There's no problem with that, and I agree that
most end users shouldn't have to touch any of the
QueryNode
objects.
However, my counter to that is that most end users will never think of creating queries without an attached data source. That seems (to me) to be a pretty specialised thing, and so it's appropriate that it exposes some of the underlying mechanics when you do that. It also makes it crystal clear that you're handling a conceptually different thing - an isolated query graph rather than a fully implemented query.
Running a query and even just getting the first 10 elements is potentially really costly/slow? If so, displaying even just the first 10 results might not be a good idea. I think unless you can guarantee that collecting the first n elements is more or less instantaneous, I would not show results in show
.
I understand the concern, but I think the act of applying show
to a fully instantiated query (i.e. with a data source) is a strong sign that you'd like a display of the output. The dplyr
/tibble
solution to this in R of calculating the output for a data frame, but just sending the SQL query to the database (and not collect
ing the full output), but then in both cases displaying the first page of results seems to me to be a good compromise between computational cost and helpfulness. After all, you never have to call show
if you know the output will be costly.
After all, you never have to call show if you know the output will be costly.
I thought this was mainly for REPL output? I just generally feel that if you have a var x
and just want to see what it is on the REPL, that should never trigger anything that might block the REPL for a long time.
Absolutely, it is. When I said "call show
", I meant type the name of the variable at the REPL. I understand the desire not to block the REPL for long periods of time, but the truth is we also want the REPL to be useful, and I don't think it's useful for the REPL to just spit out a tidied version of what you typed. For instance, if I type:
julia> type MyDataSource end
julia> mydata = MyDataSource()
MyDataSource()
julia> @query mydata |>
filter(a > .5)
I wouldn't find it helpful for it to return:
Data source: MyDataSource()
→→ jplyr.FilterNode with arguments:
a > 0.5
As discussed above, you can always call showgraph
on a Query
if you want to see the graph structure without enforcing any computation.
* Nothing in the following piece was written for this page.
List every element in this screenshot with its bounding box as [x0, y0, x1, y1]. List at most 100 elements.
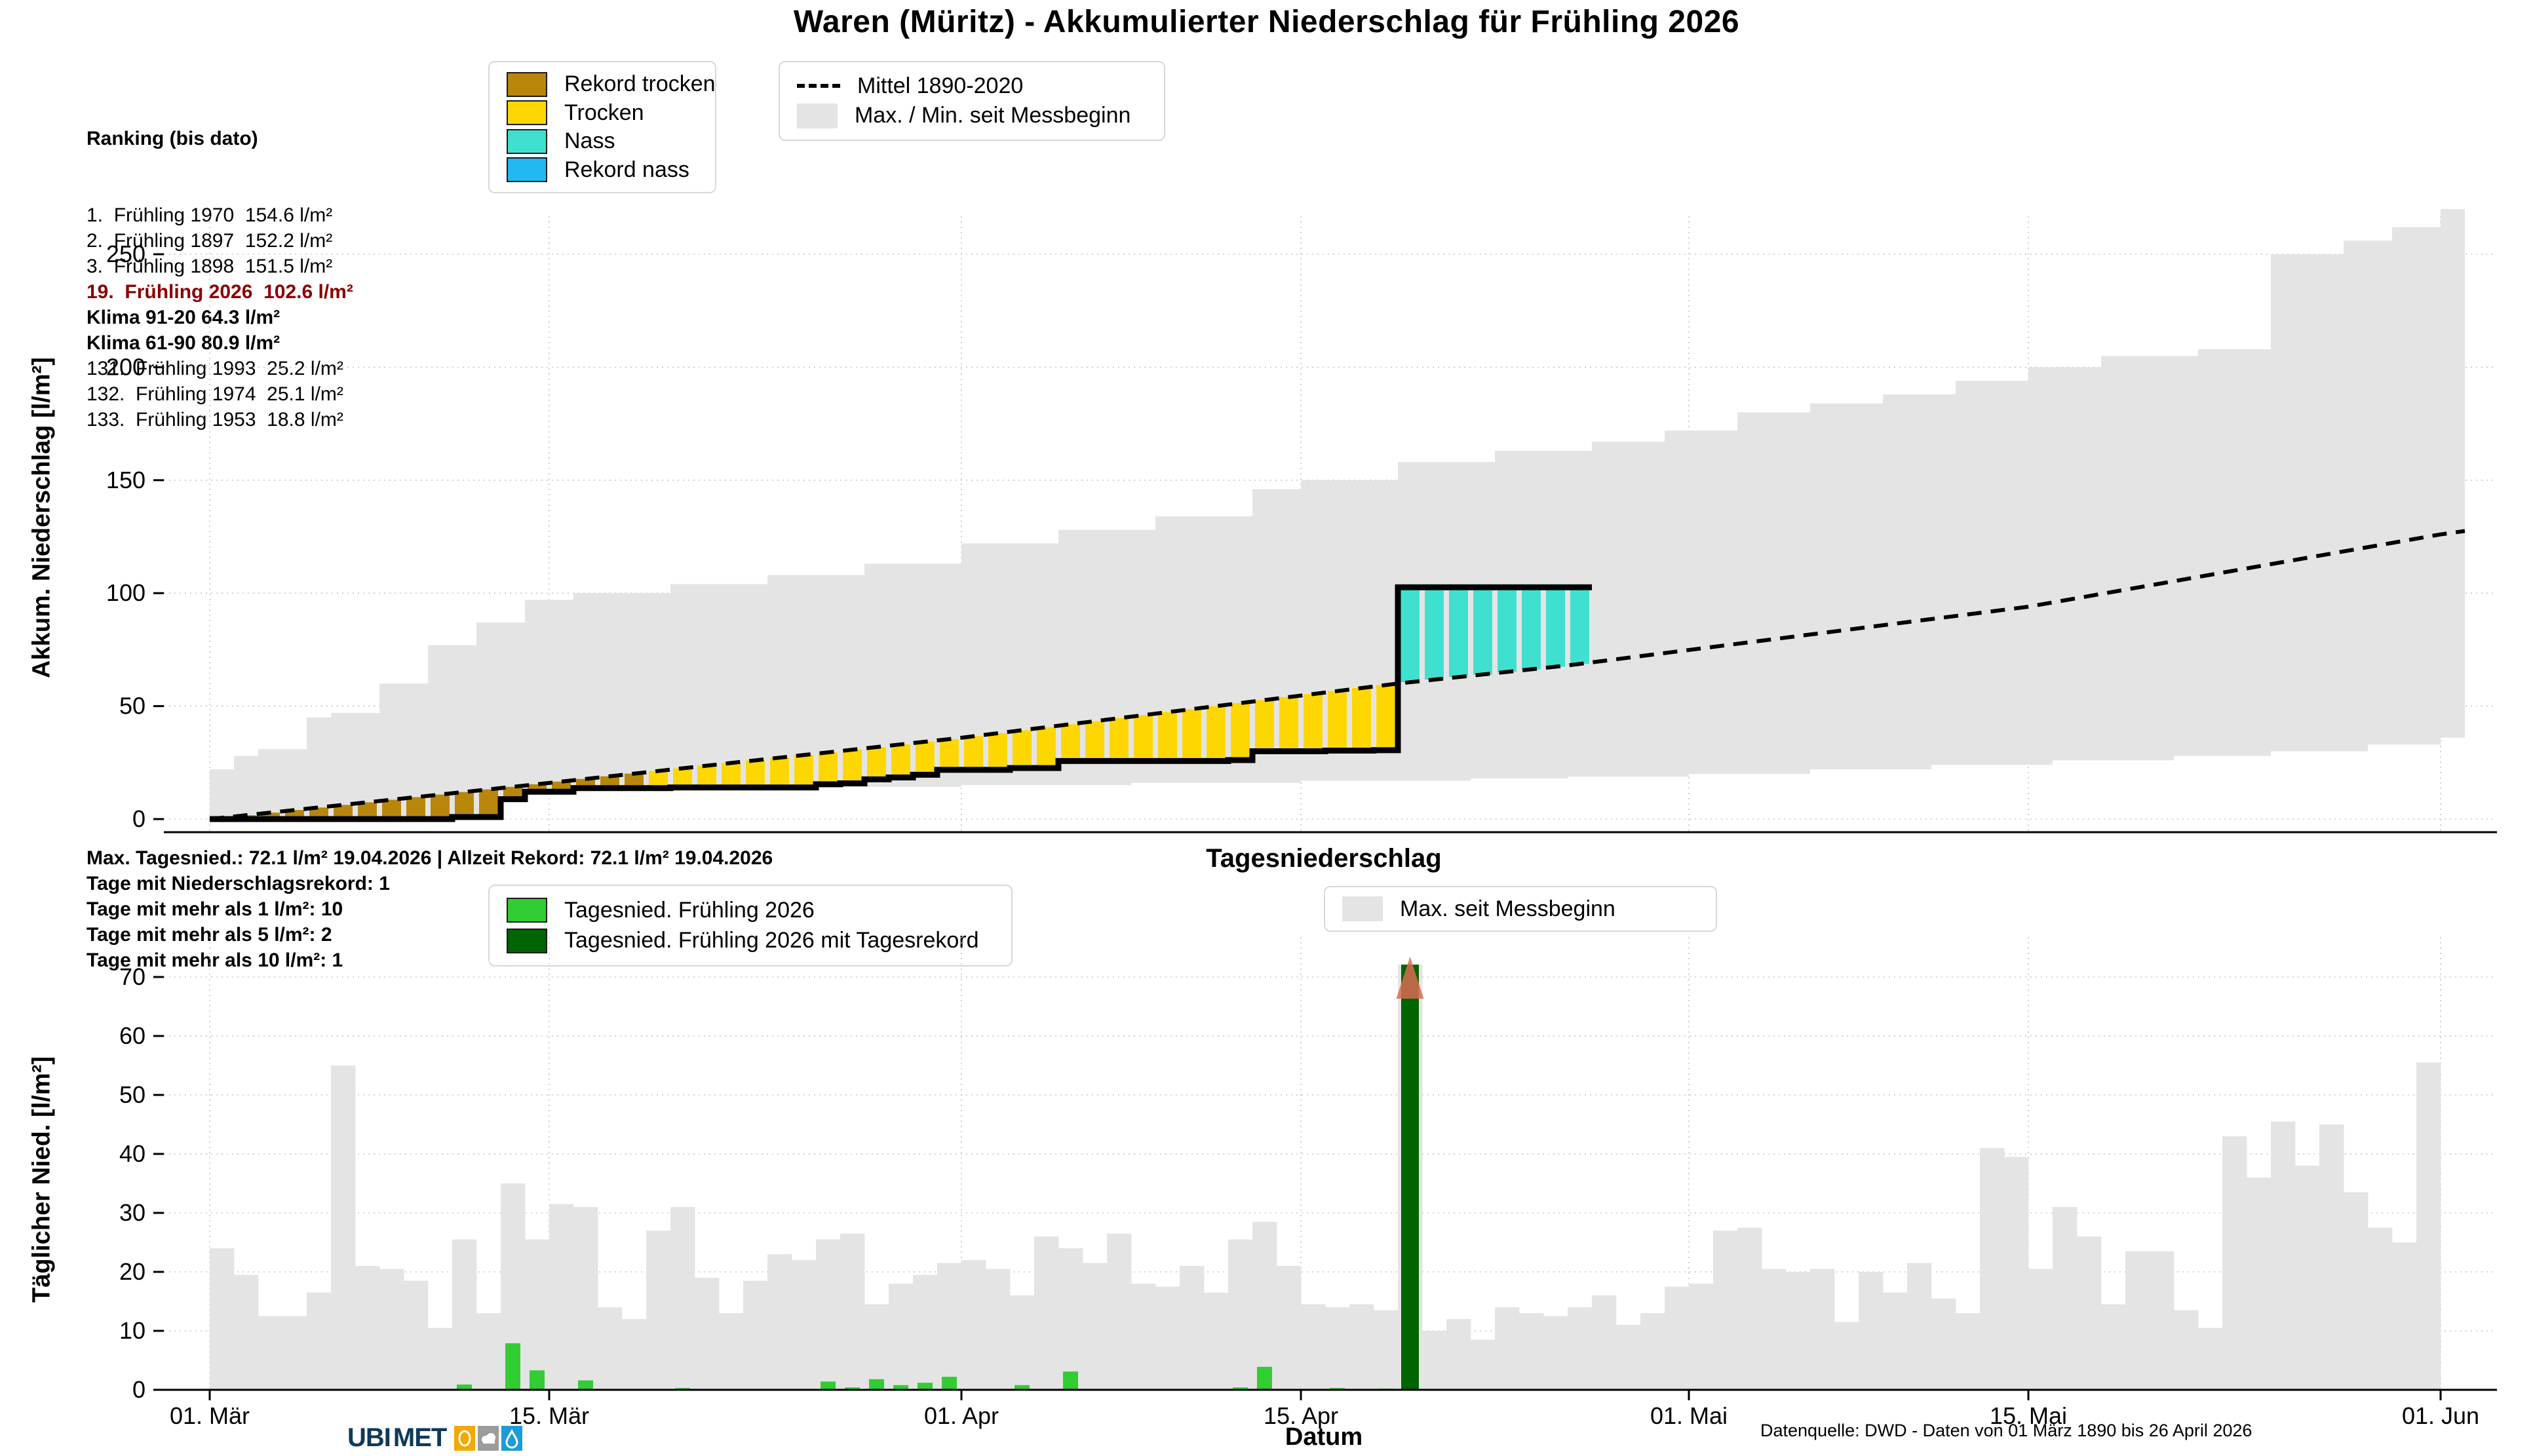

It's quite possible I'm wrong about this - maybe most people have (a) hugely computationally expensive queries (b) where the whole result has to be calculated and can't be cached when you want a preview and (c) call show
(at the REPL) when they don't want to see any results. However, my feeling is that most people at the REPL will want a preview, and if they have a computationally expensive task they will likely use SQL, in which case you're fine given the nature of SQL database interfaces, where you can ordinarily send a query to the database and start retrieving output from it, so there is caching and therefore low computational wastage.
I have cases where this argument might fail myself - in particular where I intend to use Dagger for distributed processing of massive arrays, which could potentially be formed into a query at some point - but I see this as a corner case which should not interfere with the general utility of the REPL.
What information is best present/format most readable when showing the structure and contents of a query graph? I've been playing around with this a bit and have come up with something like:
I think it's on its way, but it needs some work. Suggestions are welcome in this issue.